LUBBOCK, TEXAS - DECEMBER 27: A highway worker tries to shield himself while walking to his truck on December 27, 2015 in Lubbock, Texas. Coming on the heels of several strong tornadoes, some northern parts of Texas are experiencing blizzard conditions with wind gusts up to 50 mph and as much as 13 inches of snow forecast. (Photo by John Weast/Getty Images) (Photo : John Weast/ Stringer)
Missouri and New Mexico are currently in a state of emergency.
According to Reuters, terrible storms recently hit the U.S. hard during the Christmas holiday weekend causing floods and tornadoes that killed at least 43 people, destroyed buildings and whipped cars of millions during the busy time or rush hour of the day. The dreadful weather forced the governors of Missouri and New Mexico to declare a state of emergency for their states.
In Missouri, the emergency workers had evacuated their homes and conducted plenty of water rescues during the flood. Their governor Jay Nixon announced on Sunday that at least eight people had been killed and numerous roadways had been closed for safety purposes.
The flash floods caused by the terrible storm killed at least 13 people in Missouri and Illinois.
According to The Gazette, at least 11 people were killed in the Dallas area over the Christmas weekend by tornadoes, including one packing winds of up to 200 miles per hour.
The worst-hit area was in Garland, northeast part of Dallas, where eight people were killed, cars blown off highways and homes flattened and whipped, officials said on Sunday.
The twister hit Garland, taking away eight people's lives and blowing the vehicles off highways. 3 more devastating deaths happened in Dallas metropolitan area. Approximately 800 homes may have been damaged.
"It is total devastation.

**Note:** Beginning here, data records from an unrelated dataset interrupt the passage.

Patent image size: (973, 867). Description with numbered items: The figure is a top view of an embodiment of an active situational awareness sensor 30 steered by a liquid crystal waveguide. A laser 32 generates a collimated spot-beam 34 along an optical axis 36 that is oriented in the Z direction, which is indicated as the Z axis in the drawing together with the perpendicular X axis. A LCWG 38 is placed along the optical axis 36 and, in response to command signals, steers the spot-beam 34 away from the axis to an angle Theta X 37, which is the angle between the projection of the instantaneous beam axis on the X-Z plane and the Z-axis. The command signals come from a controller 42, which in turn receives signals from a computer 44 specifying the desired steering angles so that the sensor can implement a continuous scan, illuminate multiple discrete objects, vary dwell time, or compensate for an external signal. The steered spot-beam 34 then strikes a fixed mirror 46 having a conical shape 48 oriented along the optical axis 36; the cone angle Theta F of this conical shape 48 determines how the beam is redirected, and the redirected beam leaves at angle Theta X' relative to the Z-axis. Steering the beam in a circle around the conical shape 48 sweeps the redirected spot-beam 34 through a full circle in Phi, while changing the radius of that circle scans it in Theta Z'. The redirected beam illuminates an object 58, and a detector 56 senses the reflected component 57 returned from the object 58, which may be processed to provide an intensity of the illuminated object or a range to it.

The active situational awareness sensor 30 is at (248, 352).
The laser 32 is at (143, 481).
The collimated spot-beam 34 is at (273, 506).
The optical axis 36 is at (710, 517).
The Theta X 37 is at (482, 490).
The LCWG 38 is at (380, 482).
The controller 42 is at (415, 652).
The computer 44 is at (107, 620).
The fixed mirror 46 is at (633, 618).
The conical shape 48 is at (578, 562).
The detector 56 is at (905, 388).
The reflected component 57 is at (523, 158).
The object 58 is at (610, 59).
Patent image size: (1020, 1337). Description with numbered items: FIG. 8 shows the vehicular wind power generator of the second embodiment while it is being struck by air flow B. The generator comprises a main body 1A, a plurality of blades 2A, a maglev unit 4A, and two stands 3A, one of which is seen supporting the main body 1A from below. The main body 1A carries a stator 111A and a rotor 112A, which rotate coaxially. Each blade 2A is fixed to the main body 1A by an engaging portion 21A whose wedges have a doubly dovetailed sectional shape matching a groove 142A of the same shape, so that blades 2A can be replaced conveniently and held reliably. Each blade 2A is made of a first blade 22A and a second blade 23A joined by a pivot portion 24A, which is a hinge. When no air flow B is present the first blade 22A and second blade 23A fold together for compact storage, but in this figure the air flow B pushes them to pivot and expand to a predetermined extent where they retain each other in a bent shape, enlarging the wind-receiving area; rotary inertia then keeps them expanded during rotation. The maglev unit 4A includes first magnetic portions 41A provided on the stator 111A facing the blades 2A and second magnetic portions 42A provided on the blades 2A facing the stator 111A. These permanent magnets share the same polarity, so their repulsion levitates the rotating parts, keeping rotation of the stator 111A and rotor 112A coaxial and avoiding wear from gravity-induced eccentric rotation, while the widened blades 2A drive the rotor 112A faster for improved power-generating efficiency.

It is a very difficult time to be struck by such a horrible storm the day after Christmas." said the Garland Police spokesman Lieutenant Pedro Barineau.
Another 3 additional tornadoes were seen and reported by the weather service on sunday in Arkansas but they were no reports of any serious casualties.
About 25,000 customers in Texas were without power on Sunday morning, according to local utility companies.
Some parts of Texas, Louisiana, Oklahoma and Mississippi were alerted for tornado watches which indicates that storm is likely and warnings which indicate that storm or storms have been detected. Storms poured two days before Christmas, killing at least 18 people, including 10 in Mississippi.
The National Weather Service issued gloomy weather advisories for large parts of the central United States, including a blizzard warning for parts of New Mexico, Texas, Oklahoma and a flash flood watch stretching from Texas to Indiana.
According to weather channels, tornadoes are often occuring in spring or summer but less likely on winter season. The terrible weather forced the cancellation of almost 1,500 flights in the nation on Sunday, according to tracking service FlightAware.com. Almost half of the canceled flights were in Dallas.